Kym Ellery is one of down under's rising fashion stars. A former editor at Russh magazine, Ellery launched her line three years ago and brings to it both a willingness to experiment and a desire to have fun. Her collections are, without exception, full of incredibly appealing pieces. In the short lifespan of her brand, Ellery has also managed to conjure up one true hit—a pair of fitted, super-flare pants that reign as the defining Ellery silhouette.
This season, Ellery found herself inspired by a trip to California and the experience of watching pickup basketball games on the Venice boardwalk. She was loose with the reference: There was some basketball orange in the palette and cool netted fabrics that yielded some of the collection's fresher looks, as well as prints and pebbled textures suggestive of gravelly asphalt courts. In general, though, Ellery put the b-ball theme to use in service of her trademark futuristic chic.
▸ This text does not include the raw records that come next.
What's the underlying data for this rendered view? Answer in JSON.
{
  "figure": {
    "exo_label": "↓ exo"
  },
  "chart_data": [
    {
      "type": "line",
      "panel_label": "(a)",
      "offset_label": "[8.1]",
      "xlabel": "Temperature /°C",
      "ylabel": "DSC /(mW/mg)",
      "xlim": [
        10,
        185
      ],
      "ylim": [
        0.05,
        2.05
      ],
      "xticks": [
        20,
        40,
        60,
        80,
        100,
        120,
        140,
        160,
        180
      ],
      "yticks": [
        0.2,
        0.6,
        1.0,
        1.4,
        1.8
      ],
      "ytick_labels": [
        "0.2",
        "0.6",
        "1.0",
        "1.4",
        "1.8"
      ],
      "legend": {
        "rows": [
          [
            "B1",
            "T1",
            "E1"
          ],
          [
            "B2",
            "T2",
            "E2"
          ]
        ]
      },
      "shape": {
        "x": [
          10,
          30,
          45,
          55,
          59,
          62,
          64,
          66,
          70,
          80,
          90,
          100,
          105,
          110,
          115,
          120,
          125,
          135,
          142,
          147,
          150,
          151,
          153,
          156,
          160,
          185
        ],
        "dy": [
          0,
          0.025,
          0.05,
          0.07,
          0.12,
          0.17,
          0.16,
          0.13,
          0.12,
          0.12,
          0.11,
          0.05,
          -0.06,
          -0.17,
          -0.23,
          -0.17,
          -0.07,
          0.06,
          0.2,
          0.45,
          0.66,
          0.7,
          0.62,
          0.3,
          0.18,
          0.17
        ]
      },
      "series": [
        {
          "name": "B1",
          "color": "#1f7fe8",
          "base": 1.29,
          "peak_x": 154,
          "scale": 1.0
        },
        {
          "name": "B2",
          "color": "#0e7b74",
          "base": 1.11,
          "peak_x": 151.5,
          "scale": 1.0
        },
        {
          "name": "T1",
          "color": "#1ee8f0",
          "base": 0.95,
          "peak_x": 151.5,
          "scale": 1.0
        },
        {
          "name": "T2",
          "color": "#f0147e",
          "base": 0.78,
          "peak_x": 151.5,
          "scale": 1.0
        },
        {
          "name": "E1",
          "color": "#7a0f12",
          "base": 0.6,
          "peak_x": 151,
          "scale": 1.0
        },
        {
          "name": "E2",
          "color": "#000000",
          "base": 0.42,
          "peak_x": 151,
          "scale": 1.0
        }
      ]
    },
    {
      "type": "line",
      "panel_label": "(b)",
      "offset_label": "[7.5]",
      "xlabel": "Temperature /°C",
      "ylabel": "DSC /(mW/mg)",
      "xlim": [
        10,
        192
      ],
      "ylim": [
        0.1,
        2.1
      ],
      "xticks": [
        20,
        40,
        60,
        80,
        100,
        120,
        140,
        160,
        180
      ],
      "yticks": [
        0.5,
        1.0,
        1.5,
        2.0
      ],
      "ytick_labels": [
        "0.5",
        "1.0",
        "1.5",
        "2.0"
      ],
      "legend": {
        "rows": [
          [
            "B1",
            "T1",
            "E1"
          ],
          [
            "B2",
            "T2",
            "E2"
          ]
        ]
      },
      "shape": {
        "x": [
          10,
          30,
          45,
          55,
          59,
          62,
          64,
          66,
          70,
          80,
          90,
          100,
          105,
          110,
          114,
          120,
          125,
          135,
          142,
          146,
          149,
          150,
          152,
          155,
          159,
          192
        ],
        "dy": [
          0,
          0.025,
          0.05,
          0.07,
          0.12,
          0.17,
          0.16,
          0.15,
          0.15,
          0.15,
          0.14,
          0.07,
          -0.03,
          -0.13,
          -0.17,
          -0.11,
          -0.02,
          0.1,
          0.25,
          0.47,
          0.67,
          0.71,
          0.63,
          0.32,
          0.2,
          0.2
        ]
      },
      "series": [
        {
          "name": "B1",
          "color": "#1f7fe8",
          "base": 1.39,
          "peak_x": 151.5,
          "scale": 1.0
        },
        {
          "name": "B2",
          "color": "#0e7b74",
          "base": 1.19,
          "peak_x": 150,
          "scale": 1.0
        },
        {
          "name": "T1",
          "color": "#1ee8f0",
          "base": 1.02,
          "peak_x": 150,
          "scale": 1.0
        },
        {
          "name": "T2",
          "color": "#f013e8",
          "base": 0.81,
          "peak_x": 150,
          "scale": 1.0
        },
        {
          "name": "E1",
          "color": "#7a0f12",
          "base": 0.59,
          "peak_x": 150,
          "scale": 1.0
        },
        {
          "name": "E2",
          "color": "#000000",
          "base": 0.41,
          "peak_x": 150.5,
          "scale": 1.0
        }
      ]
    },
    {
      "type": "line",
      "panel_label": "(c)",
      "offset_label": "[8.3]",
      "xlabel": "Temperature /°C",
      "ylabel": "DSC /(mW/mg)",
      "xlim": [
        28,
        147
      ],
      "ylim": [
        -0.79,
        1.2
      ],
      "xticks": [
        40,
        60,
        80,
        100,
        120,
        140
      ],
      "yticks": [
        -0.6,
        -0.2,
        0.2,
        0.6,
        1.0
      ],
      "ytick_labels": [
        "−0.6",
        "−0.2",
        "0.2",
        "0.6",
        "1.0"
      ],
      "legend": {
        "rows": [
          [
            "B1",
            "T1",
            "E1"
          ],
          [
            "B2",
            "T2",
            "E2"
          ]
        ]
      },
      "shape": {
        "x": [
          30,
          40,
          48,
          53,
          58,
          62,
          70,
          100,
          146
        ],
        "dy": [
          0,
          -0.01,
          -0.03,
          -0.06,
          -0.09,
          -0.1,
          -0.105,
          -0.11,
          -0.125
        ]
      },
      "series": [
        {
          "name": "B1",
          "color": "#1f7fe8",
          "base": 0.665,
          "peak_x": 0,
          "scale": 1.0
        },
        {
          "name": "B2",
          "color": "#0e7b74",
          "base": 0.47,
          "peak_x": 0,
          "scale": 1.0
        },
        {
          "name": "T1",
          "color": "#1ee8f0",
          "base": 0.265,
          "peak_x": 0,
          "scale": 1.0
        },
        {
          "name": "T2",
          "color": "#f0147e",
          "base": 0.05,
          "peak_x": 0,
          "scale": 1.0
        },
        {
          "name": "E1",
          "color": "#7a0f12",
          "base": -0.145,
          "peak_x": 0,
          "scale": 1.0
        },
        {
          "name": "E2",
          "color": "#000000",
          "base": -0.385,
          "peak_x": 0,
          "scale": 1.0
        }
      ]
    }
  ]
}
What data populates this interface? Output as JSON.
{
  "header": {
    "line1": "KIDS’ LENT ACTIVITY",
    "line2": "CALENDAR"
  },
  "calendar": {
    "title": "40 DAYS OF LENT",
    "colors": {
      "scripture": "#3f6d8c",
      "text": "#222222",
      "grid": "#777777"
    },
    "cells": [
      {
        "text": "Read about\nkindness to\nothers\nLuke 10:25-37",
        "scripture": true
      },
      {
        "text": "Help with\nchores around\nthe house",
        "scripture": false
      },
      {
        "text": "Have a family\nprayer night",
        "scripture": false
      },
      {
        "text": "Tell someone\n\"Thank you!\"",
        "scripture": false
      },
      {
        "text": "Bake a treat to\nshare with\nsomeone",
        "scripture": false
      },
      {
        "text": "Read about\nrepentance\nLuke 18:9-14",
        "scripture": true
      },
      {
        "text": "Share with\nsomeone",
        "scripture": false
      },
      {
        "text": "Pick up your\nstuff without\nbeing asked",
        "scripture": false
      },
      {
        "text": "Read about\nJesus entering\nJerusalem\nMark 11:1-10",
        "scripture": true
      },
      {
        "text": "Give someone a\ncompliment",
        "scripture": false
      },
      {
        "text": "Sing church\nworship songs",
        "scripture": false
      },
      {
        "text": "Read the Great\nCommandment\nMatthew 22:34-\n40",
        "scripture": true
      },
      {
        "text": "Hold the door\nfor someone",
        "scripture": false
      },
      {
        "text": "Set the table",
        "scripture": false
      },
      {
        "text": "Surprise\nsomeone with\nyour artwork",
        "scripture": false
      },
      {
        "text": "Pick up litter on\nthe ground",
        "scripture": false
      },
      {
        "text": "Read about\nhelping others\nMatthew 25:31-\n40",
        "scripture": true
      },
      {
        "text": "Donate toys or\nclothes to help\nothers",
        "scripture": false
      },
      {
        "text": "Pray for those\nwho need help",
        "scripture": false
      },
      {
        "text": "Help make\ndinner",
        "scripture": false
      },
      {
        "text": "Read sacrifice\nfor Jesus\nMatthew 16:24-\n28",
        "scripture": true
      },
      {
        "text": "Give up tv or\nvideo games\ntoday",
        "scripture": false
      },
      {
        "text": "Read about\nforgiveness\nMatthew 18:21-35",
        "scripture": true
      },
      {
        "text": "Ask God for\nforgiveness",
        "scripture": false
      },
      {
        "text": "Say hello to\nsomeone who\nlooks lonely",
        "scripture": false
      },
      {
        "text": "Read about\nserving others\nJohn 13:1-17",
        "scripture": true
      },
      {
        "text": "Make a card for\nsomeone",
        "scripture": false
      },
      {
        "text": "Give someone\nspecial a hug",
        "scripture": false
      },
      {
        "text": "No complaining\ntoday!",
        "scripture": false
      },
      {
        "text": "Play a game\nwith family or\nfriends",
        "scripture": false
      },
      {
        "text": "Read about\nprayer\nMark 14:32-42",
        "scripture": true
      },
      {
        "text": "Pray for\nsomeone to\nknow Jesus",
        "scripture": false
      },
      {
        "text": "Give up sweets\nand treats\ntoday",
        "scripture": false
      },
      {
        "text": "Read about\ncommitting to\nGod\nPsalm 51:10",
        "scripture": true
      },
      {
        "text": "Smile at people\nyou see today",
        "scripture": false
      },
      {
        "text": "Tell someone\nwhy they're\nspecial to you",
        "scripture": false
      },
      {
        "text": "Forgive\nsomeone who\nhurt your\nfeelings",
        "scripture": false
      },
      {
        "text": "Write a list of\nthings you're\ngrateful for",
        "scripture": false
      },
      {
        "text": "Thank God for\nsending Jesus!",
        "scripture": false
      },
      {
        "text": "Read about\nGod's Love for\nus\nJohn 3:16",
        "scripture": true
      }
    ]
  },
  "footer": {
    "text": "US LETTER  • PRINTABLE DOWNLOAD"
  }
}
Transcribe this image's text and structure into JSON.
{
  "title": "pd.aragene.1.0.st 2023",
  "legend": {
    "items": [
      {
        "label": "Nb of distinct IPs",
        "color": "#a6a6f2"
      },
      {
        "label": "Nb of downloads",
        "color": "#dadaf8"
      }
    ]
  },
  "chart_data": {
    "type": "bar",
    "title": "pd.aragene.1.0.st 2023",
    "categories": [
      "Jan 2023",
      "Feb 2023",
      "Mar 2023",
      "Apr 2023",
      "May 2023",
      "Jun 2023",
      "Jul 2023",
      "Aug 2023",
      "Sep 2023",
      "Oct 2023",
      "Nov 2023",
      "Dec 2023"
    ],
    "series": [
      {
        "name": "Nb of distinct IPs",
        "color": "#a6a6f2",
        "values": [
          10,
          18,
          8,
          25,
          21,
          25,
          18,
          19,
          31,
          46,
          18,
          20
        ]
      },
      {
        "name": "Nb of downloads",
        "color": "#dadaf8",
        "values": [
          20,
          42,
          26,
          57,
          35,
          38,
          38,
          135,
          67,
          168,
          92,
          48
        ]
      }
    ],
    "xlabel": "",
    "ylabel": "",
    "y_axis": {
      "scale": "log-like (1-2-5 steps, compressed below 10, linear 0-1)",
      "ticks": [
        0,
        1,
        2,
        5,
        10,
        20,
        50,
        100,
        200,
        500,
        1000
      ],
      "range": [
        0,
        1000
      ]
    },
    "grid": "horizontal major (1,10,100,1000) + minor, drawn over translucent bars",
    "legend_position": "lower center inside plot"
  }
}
She's not an aggressive futurist, but there's something about the way she incorporates sculptural elements into her rather elegant clothes that makes you think she's got a liking for sci-fi. This season, for instance, her reversible copper ponte minidress with bell-shaped sleeves looked like the kind of thing a latter-day Anna Karina might wear in a remake of Alphaville. And the collection's standout look, a dress in a pale gray marl, came off as what that same Karina manqué would wear to a party. Ellery also deployed the marl material in a dressy suit that featured a new trouser silhouette, this one fitted and slit up the side. Although they didn't take the place of the Ellery flare—which even the designer admitted she had found herself missing—the pants were sharply cut winners.
There was something missing here, though it took some thinking to figure out what. For a designer with a very intuitive grasp of the easygoing, Kym Ellery makes vanishingly few clothes that could be called casual. The range of sheer jerseys she's introduced help to build that element into the brand, but it seems a folly for Ellery not to expand into T-shirts, denim, and the like. In time, perhaps.